Antonio McCall has been involved in scouting since he was just 14 years old. He followed his step-brother one day to a scout meeting at Wayland Temple Baptist Church in at 25th and Cecil B. Moore and never left.
“That was exciting to me, that was different to me,” said McCall, who’s 31 and the scoutmaster for Troop 98. “I’m a different kind of guy, I was a different kind of kid. So when I came here and heard that was an option, those were things that we would learn and explore, I was excited. Being that this troop is based in North Philly, there’s not a lot of that so I was excited that this was an opportunity that I could come every week and meet new people.”
Troop 98 is one of seven units in North Philadelphia and has been around since 1999. It was started by former scout master Roslyn Munson with her son, Aaron, who was one of her first scouts before McCall joined.
There is a steady group of seven boys who come to meetings on a regular basis, McCall said. Most of them come from the surrounding area of the church and other parts of North Philly.
“I’m here because you’re here,” McCall told the scouts during one of their meetings earlier this fall. “As long as you come, I come. Use me as a resource.”

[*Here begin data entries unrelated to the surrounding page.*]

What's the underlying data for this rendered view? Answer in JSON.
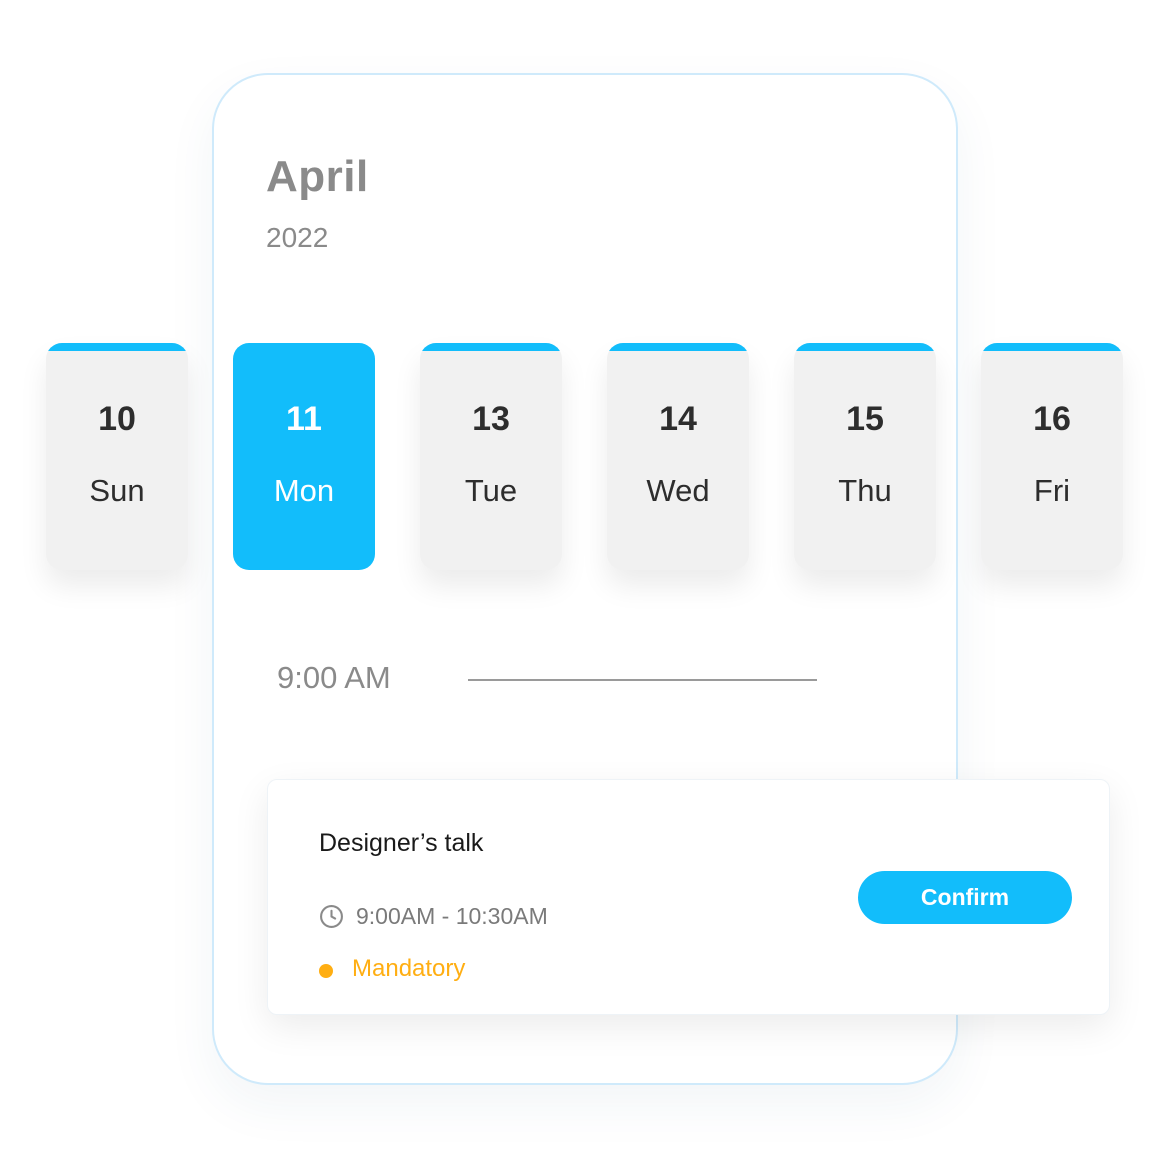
{
  "calendar": {
    "month": "April",
    "year": "2022"
  },
  "days": [
    {
      "num": "10",
      "name": "Sun",
      "selected": false
    },
    {
      "num": "11",
      "name": "Mon",
      "selected": true
    },
    {
      "num": "13",
      "name": "Tue",
      "selected": false
    },
    {
      "num": "14",
      "name": "Wed",
      "selected": false
    },
    {
      "num": "15",
      "name": "Thu",
      "selected": false
    },
    {
      "num": "16",
      "name": "Fri",
      "selected": false
    }
  ],
  "timeline": {
    "time_label": "9:00 AM"
  },
  "event": {
    "title": "Designer’s talk",
    "time_range": "9:00AM - 10:30AM",
    "tag": "Mandatory",
    "confirm_label": "Confirm",
    "time_icon": "clock-icon",
    "tag_icon": "dot-icon"
  },
  "colors": {
    "accent": "#12bdfb",
    "tag": "#ffae12",
    "card_bg": "#f1f1f1"
  }
}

Attendance does varies at times, mostly because of other activities that the boys may be involved in. McCall added that the challenging thing about being a leader to an inner city troop is having the continued drive to lead and be an example to the young men.
“A lot of these young men don’t know what it means to deny yourself for the sake of someone else,” McCall said. But as a mentor you just pray that one day it will all make sense.”
‘A life journey’
Devon Bright has been involved with Troop 98 for five years now. As the senior patrol leader, he oversees each scout meeting.
“Scouting has been a journey for me because when I first started scouting, I was just a kid growing up,” Bright, 15, said. “The scout masters helped me become more of a young man. So, it’s a like a journey of life, growing up and stuff, and having someone mentor you and teaching you how to go in the right direction.”
Bright’s grandmother was already familiar with Munson, who had suggested that she send Bright over to get him involved with scouting. Instantly, Bright said, joining became a great experience.
Bright sees scouting as something that he would like to continue to be a part of in some capacity as he grows older.
“I want to come back and help the young men growing up,” he said. “Like Aaron and Mr. Antonio have helped me.”
McCall keeps himself motivated by knowing what purpose he serves to his scouts — to be a resource and provide a light in a sometimes a dark place.
“My purpose is to be an example for young people as someone was for me,” McCall said. “The challenge comes in when you have to stand there knowing they’re just waiting for your interaction to be over. It may not make sense to the whole entire group but if you’re able to captivate one you’ve done your job.”